RIO - Indicadores de Desenvolvimento Sustentável 2010 (IDS 2010), produzidos ou reunidos pelo Instituto Brasileiro de Geografia e Estatística (IBGE), divulgados nesta quarta-feira, revelam que a queda da mortalidade infantil e aumento da esperança de vida mostram uma melhora geral das condições de vida da população

A ampla cobertura de vacinação para doenças como poliomielite e tuberculose, além da redução de aproximadamente 75% no número de crianças de até 5 anos de idade desnutridas, melhoria do nível educacional das mulheres, mostrados no IDS 2010, foram alguns dos fatores que levaram à redução de 50% na mortalidade infantil (crianças com menos de 1 ano de idade) entre 1990 e 2008, de 47 por mil nascidos vivos para 23,3 por mil. A taxa, porém, ainda não é considerada baixa pelos padrões da Organização Mundial da Saúde OMS - (menos de 20 por mil).
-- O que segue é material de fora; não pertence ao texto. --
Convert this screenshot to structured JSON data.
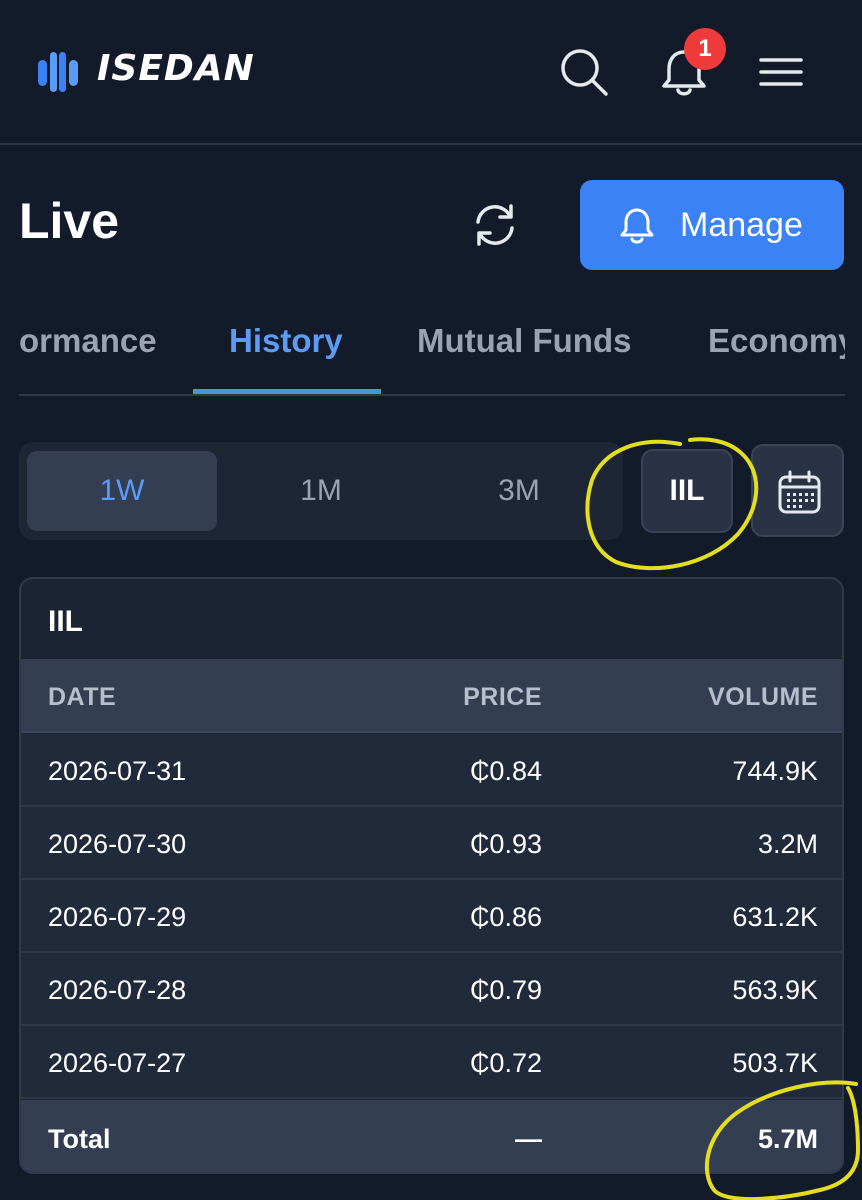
{
  "header": {
    "brand": "ISEDAN",
    "notification_count": "1"
  },
  "page": {
    "title": "Live",
    "manage_label": "Manage"
  },
  "tabs": [
    {
      "label": "ormance",
      "active": false
    },
    {
      "label": "History",
      "active": true
    },
    {
      "label": "Mutual Funds",
      "active": false
    },
    {
      "label": "Economy",
      "active": false
    }
  ],
  "periods": [
    {
      "label": "1W",
      "active": true
    },
    {
      "label": "1M",
      "active": false
    },
    {
      "label": "3M",
      "active": false
    }
  ],
  "ticker_button": "IIL",
  "table": {
    "title": "IIL",
    "columns": [
      "DATE",
      "PRICE",
      "VOLUME"
    ],
    "rows": [
      {
        "date": "2026-07-31",
        "price": "₵0.84",
        "volume": "744.9K"
      },
      {
        "date": "2026-07-30",
        "price": "₵0.93",
        "volume": "3.2M"
      },
      {
        "date": "2026-07-29",
        "price": "₵0.86",
        "volume": "631.2K"
      },
      {
        "date": "2026-07-28",
        "price": "₵0.79",
        "volume": "563.9K"
      },
      {
        "date": "2026-07-27",
        "price": "₵0.72",
        "volume": "503.7K"
      }
    ],
    "total": {
      "label": "Total",
      "price": "—",
      "volume": "5.7M"
    }
  },
  "colors": {
    "background": "#131b2b",
    "accent": "#3b82f6",
    "active_tab": "#5b9cf6",
    "badge": "#ef3b3b",
    "annotation": "#e3df1e"
  }
}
Além disso, há desigualdades entre as regiões, com o Nordeste e o Norte mostrando taxas mais elevadas do que a média nacional, 34,4 e 24,2 por mil, respectivamente, e as demais regiões com taxas inferiores a 20 por mil. Entre os estados, o Rio Grande do Sul (13,1) teve a menor taxa do país e Alagoas (48,2), a maior. Em 2008, pela primeira vez, nenhum estado brasileiro teve taxa de mortalidade infantil superior a 50 por mil nascidos vivos, considerada elevada pela OMS.
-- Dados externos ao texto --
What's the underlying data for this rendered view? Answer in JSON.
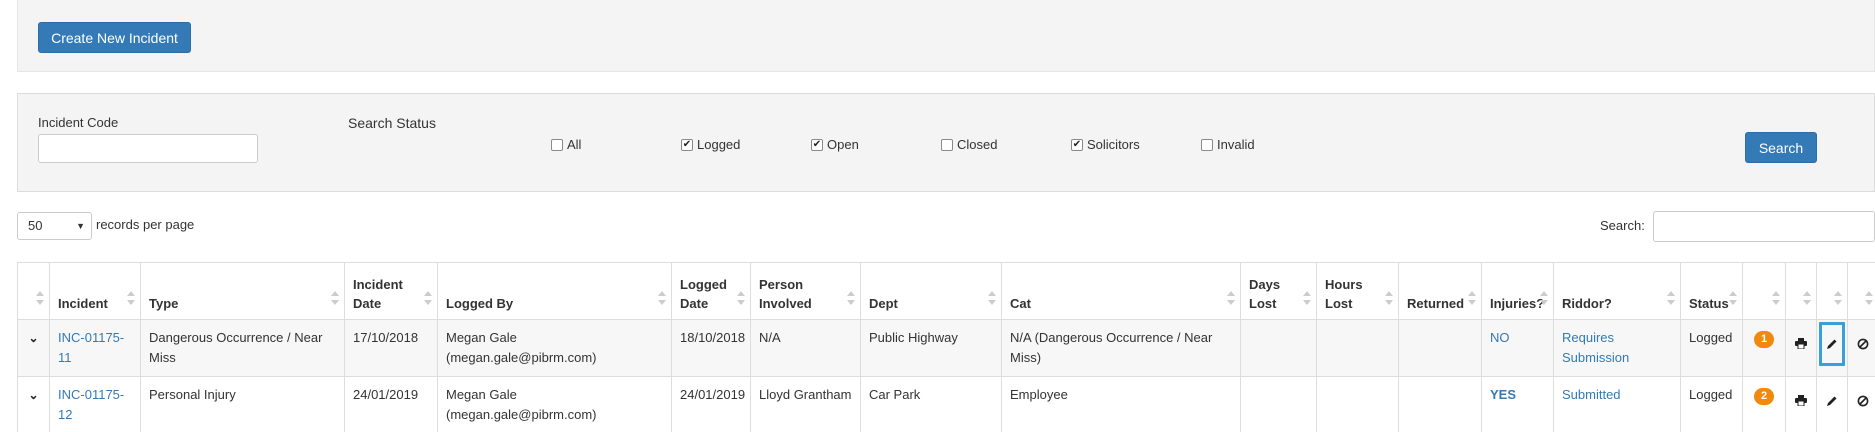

A redução da mortalidade infantil contribui para o aumento da esperança de vida ao nascer, que passou de 67,3 anos em 1992 para 73 anos em 2008. No Nordeste, ela era de 70,1 anos, alcançando apenas 67,2 anos em Alagoas. No Sul, era de 75,0 anos, chegando a 75,5 anos em Santa Catarina. O Distrito Federal era a unidade da federação com a maior expectativa de vida: 75,6 anos.